Adam Smith e as Virtudes
É um fato bem conhecido que Adam Smith, amiúde chamado o “Pai da Economia”, era professor de Filosofia Moral e Jurisprudência na Escócia, e seu livro “A Teoria dos Sentimentos Morais” (já abordado em artigo anterior neste blog) tornou-o um nome conhecido no pensamento moral da segunda metade do século XVIII. Nesse livro, Smith defendia a ideia de que as pessoas formam juízos morais a partir de um sentimento que ele chamou “simpatia”, que pode ser explicado simplesmente como a capacidade que elas têm de se colocar no lugar dos demais, e agir de modo a considerar como os outros se sentiriam se fossem atingidos por suas ações.
Sendo a teoria de Smith basicamente emotivista, pode parecer estranho associá-la à virtude, haja vista que esta deve ser sempre considerada à luz da razão. O comportamento virtuoso, desde Aristóteles, é associado à capacidade de analisar racionalmente a situação e decidir o que fazer tendo em mente as diferentes virtudes. Smith, ao falar de um comportamento racional, relaciona-o ao interesse próprio; a ação econômica racional é aquela que leva o agente a fazer algo de acordo com seu interesse, e seu resultado é sempre definido como um benefício para o agente.
Fitzgibbons (1995) analisa o papel das virtudes no pensamento econômico de Smith, e conclui que, para o escocês, o utilitarismo presente nos escritos morais de David Hume e a busca por uma vida virtuosa idealizada pelos estoicos são filosofias éticas contrapostas, cada uma com um problema: para Smith, falta conteúdo moral em Hume (cujo sistema prescindia de uma autoridade divina, algo impensável para o Pai da Economia), e o sistema estoico foi pensado para um mundo que já não existia. Entretanto, a busca por uma vida virtuosa defendida pelo estoicismo representa a aspiração mais elevada do ser humano e um bem para a sociedade como um todo; Smith nega que a virtude possa ser o fundamento da política porque admite que apenas uma elite da sociedade poderia ser efetivamente virtuosa pois, em suas palavras, “virtue is excellence, something uncommonly great and beautiful, which rises above what is vulgar and ordinary” (SMITH apud FITZGIBBONS, 1995, p. 46) – portanto, diferentemente de Platão, por exemplo, Smith não acredita que um sistema político pudesse ser baseado numa elite virtuosa sem que se corresse o risco de degenerar numa tirania.

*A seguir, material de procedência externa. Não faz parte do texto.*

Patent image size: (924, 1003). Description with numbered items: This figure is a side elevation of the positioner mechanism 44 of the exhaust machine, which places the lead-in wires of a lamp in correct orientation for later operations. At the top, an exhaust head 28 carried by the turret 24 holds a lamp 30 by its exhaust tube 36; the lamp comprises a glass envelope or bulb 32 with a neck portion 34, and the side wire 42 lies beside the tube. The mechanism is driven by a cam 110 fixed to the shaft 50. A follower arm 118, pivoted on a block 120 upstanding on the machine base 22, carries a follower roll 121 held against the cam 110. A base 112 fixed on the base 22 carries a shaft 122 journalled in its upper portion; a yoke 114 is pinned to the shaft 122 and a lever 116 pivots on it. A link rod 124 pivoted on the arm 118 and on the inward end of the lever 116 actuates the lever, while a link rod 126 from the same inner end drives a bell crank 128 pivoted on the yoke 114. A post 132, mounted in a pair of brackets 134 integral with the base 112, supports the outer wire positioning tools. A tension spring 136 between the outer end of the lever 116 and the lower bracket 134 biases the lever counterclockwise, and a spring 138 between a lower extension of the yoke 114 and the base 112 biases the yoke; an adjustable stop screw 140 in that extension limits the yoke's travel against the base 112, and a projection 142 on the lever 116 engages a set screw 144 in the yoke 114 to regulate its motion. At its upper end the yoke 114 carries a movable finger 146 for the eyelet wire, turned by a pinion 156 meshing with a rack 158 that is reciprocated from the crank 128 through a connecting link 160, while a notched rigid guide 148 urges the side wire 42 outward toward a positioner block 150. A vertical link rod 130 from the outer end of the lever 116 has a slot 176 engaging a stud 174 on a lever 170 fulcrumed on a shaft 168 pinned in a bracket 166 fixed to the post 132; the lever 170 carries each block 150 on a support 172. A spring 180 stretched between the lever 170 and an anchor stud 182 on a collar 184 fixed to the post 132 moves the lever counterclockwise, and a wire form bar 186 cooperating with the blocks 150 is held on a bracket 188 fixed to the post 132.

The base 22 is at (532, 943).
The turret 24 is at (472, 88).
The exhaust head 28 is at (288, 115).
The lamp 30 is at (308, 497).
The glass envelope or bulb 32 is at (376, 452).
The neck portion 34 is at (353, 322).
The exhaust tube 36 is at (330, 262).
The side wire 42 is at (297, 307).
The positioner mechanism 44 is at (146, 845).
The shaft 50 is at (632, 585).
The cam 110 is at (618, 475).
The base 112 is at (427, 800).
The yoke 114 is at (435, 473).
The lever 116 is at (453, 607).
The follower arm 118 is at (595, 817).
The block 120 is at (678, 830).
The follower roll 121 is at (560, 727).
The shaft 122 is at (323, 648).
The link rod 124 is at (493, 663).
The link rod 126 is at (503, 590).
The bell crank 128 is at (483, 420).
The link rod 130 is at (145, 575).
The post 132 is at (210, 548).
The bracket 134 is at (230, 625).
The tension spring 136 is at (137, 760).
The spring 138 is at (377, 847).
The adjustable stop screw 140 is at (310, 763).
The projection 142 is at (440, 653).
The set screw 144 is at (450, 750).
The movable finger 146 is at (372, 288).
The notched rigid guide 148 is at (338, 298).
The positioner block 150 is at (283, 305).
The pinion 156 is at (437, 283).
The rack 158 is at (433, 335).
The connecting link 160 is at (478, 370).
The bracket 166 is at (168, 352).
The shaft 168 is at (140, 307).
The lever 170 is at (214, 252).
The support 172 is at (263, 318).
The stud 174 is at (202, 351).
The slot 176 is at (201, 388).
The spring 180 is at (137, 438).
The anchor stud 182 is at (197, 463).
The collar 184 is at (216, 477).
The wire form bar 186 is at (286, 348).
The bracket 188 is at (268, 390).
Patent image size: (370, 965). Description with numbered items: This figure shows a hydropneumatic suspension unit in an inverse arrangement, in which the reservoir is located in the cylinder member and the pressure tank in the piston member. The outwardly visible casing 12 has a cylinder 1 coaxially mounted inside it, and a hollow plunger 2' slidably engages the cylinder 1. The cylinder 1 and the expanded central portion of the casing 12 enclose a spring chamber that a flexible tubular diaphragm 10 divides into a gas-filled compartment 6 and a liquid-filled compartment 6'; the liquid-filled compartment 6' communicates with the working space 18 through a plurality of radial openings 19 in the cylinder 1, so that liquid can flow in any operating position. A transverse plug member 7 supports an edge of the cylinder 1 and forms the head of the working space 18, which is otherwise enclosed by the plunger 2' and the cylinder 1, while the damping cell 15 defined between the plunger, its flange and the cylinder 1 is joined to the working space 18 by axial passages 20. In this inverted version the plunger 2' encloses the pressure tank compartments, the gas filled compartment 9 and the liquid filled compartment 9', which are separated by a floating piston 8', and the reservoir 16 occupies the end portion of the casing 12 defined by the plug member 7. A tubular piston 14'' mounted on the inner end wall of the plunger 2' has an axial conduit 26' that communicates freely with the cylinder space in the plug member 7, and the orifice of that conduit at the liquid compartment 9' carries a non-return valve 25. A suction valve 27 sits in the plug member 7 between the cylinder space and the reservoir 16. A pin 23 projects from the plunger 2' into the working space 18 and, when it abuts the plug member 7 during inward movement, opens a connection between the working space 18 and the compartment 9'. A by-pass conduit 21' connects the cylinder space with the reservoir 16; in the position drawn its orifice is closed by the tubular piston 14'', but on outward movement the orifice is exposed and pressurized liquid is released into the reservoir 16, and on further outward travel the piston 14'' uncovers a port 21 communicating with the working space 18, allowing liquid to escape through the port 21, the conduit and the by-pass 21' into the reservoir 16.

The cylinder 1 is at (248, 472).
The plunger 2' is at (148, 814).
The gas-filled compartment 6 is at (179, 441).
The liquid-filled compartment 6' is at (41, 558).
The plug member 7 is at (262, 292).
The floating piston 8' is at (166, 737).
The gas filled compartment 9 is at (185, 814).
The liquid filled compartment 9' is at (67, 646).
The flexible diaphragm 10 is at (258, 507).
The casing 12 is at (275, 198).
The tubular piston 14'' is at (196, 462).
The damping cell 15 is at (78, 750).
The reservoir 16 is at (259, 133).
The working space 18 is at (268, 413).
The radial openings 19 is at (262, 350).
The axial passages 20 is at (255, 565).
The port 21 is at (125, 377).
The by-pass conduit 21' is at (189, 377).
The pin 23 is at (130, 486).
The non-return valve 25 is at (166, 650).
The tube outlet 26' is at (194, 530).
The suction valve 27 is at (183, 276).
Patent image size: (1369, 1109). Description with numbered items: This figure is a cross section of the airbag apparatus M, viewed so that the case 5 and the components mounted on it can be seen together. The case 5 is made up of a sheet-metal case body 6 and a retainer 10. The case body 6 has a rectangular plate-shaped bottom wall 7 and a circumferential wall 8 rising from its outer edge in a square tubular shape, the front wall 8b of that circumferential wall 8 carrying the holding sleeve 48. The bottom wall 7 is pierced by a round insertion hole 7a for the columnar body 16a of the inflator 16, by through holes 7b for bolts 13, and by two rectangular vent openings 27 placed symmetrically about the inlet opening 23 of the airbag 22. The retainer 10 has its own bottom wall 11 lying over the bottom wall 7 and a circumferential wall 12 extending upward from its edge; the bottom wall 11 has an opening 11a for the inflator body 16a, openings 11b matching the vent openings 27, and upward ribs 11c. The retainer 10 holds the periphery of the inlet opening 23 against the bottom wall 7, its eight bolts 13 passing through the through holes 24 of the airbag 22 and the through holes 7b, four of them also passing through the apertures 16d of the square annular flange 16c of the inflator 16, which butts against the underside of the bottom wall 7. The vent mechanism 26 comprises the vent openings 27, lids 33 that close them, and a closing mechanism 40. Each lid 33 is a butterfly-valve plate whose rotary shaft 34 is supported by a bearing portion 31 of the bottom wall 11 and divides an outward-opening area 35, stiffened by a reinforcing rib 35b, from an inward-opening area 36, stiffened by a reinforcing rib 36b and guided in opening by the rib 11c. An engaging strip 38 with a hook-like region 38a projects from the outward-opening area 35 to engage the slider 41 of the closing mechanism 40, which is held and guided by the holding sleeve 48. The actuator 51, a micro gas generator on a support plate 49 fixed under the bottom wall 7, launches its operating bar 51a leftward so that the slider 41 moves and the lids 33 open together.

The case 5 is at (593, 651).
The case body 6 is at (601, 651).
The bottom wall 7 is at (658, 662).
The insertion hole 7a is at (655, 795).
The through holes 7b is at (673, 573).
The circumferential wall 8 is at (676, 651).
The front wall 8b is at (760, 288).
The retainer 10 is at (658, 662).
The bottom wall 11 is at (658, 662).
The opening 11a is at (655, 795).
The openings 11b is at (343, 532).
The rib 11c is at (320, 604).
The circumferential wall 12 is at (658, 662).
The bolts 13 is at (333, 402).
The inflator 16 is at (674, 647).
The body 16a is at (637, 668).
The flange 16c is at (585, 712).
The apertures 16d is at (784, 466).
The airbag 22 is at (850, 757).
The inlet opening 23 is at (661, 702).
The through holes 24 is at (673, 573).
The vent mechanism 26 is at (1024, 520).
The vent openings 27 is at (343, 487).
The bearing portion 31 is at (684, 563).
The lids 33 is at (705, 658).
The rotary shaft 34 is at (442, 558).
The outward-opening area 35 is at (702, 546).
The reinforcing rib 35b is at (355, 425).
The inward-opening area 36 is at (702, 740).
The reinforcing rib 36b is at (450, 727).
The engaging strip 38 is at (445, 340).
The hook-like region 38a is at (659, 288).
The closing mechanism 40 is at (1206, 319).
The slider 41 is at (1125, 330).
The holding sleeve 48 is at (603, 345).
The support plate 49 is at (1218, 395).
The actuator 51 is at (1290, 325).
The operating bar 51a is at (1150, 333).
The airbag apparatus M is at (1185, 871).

Smith considera que a sociedade moderna se caracteriza pelo amor próprio (self love), o que acabaria conflitando com a virtude, que ele considera uma ação dirigida para o bem dos outros, e ao gerar esse bem, produzi-lo para o indivíduo. Daí a necessidade de um princípio moral que informe a virtude, um princípio superior de imparcialidade moral que leve a pessoa a agir bem independentemente de quem fosse objeto ou fosse atingido por tal ação – e, como se viu, esse princípio é o da simpatia.
Fitzgibbons (1995) busca amarrar os elementos do pensamento de Smith juntando a “Teoria dos Sentimentos Morais” e a “Riqueza das Nações”, afirmando que a sociedade poderia se tornar um terreno fértil para o cultivo da virtude individual se fosse baseada na liberdade; ao permitir que cada pessoa seguisse seus próprios planos conforme seu interesse, a sociedade poderia gerar os melhores frutos econômicos. Um bom “clima moral” seria preciso para que a economia e a sociedade prosperassem, e esse clima moral demandaria ações virtuosas baseadas na justiça, no auto comando, na benevolência e no uso da sabedoria ou prudência.
Em conclusão, Smith aponta para aquilo que os economistas a partir da segunda metade do século XIX, seja porque seduzidos pelo canto de sereia do marxismo (que impede a coesão social por estabelecer duas morais economicamente determinadas e opostas), seja porque iludidos pela formalização matemática do equilíbrio geral (que determina que tudo que não possa ser quantificado seja “dado”, e por isso excluído do estudo): por mais difícil que seja a relação, a economia não existe sem moral que a ordene.
REFERÊNCIA
FITZGIBBONS, Athol. Adam Smith’s system of liberty, wealth, and virtue. Oxford: Clarendon Press, 1995.